Inobrodib works by binding to a specific part of proteins p300 and CBP (bromodomain). It is highly selective and does not impact similar pockets on other proteins. Through this action inobrodib reduces the expression of key cancer drivers: IRF4, MYC, and the androgen receptor (AR and its variants).
It is a new type of treatment for people with cancer. As an oral capsule, it is easier for patients and can be taken at home without the need for intensive monitoring. As it has a good safety profile for a drug in this setting, it can also be used by those who are unable to tolerate other treatments, including the elderly and frail. This potentially represents a significant benefit over existing treatment options as it enables a wider range of patients to be treated, including those who want to be treated closer to home.
CellCentric is an innovative UK-based biotechnology company with offices in Cambridge and Manchester. The company was spun out from the University of Cambridge, by pioneering developmental biologist Professor Azim Surani FRS, CBE, who wanted to further explore the potential of epigenetics to deliver new treatments.
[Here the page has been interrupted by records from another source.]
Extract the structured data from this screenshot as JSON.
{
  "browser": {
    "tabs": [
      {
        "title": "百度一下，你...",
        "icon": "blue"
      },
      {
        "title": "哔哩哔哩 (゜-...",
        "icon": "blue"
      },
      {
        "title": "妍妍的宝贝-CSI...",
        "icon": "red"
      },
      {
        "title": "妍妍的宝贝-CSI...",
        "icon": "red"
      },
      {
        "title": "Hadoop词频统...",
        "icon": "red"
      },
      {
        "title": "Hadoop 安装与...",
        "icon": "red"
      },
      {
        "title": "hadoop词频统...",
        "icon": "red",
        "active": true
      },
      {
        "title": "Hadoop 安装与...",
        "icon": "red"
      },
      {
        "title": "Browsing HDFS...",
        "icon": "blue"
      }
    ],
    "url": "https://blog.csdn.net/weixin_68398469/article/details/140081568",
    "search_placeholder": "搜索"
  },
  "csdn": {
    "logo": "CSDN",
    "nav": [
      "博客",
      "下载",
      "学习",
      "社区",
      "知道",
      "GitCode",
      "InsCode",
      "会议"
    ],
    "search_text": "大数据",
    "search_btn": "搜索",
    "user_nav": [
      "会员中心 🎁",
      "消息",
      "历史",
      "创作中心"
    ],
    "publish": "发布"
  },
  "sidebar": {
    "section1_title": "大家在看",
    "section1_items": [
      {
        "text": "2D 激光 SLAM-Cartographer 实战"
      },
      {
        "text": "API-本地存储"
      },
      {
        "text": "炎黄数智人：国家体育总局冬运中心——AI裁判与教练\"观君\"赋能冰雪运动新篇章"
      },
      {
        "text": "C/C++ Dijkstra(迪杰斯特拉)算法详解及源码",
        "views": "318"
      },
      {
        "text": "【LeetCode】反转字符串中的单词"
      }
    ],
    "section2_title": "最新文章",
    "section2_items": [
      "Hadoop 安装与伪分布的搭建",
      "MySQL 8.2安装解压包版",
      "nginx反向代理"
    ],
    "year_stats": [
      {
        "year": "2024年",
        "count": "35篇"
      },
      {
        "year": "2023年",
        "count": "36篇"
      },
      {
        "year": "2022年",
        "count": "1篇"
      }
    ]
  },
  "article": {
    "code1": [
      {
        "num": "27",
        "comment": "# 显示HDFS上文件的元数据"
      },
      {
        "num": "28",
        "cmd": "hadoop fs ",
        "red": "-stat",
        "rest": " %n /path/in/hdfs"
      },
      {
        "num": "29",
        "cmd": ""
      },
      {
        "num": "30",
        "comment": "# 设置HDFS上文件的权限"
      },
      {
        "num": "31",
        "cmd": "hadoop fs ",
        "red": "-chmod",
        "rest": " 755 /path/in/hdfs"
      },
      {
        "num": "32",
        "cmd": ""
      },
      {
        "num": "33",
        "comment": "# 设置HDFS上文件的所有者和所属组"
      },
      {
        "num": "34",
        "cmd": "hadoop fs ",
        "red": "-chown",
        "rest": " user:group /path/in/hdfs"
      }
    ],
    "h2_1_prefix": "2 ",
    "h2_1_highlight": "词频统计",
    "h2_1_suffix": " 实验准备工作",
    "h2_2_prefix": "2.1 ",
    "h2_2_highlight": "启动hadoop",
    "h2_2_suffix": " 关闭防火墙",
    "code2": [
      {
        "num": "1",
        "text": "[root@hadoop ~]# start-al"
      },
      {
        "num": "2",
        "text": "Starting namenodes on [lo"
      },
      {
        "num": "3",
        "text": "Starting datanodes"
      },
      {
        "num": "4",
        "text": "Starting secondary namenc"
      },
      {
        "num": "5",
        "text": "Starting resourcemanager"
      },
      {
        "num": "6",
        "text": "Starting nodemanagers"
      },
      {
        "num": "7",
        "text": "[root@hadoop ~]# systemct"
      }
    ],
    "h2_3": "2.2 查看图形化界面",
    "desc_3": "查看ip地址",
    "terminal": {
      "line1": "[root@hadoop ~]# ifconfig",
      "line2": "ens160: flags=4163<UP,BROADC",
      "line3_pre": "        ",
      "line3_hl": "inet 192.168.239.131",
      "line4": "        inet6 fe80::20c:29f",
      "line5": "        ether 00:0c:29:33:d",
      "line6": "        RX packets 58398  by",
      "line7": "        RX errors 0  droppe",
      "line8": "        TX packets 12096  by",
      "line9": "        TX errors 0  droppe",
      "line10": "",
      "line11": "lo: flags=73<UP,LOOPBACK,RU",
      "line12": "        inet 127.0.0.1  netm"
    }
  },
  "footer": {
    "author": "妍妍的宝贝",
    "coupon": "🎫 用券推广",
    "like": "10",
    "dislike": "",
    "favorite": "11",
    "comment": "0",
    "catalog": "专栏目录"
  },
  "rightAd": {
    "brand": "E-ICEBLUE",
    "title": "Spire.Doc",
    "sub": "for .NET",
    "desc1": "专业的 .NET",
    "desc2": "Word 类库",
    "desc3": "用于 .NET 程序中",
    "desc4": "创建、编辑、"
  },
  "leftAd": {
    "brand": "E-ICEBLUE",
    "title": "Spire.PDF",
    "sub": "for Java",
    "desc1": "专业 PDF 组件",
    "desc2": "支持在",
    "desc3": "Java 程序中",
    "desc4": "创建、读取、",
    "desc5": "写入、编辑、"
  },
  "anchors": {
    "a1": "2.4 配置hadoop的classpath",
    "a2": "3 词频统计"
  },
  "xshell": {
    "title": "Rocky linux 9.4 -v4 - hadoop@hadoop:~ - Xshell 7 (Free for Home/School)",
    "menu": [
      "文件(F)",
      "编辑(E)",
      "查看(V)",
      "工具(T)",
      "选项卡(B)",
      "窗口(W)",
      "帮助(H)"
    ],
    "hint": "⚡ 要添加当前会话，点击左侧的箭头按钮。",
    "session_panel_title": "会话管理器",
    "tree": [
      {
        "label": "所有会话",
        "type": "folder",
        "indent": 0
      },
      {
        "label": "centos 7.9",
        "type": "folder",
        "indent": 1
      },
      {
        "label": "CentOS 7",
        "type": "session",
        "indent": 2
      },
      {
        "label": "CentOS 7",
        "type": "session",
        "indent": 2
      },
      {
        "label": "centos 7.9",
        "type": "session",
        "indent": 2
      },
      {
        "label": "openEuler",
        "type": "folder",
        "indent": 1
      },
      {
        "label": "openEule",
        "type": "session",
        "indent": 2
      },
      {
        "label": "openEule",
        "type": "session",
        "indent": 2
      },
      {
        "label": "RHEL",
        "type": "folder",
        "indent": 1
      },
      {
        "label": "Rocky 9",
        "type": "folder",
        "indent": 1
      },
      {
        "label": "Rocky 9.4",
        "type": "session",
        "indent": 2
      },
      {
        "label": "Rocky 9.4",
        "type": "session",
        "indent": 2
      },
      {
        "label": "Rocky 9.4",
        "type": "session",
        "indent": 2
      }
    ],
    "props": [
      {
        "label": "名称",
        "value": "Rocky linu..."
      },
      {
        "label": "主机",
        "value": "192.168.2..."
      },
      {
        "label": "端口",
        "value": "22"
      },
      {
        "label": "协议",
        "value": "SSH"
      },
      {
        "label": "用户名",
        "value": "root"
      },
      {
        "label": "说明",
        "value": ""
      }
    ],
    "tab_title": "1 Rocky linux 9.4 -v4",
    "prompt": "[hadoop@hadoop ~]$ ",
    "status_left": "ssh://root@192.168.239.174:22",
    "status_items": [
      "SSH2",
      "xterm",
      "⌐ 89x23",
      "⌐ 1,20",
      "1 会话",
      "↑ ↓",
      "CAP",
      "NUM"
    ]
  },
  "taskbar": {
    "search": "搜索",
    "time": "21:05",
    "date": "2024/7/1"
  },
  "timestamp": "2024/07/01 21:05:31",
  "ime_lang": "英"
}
From its origins, CellCentric built a network of research and evaluation relationships with over 25 leading academic research groups worldwide.
CellCentric’s research evolved to focus on twin acetyl transferase proteins, p300 and CBP, that act as transcription co-activation factors, and that drive the expression of genes important in cancer progression. CellCentric has investigated over 50 epigenetic-related targets as new ways to treat disease, and specifically cancer. The company actively pursued multiple drug discovery programmes before focusing on p300/CBP inhibition and inobrodib.
From research to drug development, the growth of CellCentric reflects its ability to harness academic and research ecosystems to deliver real world treatments for patients.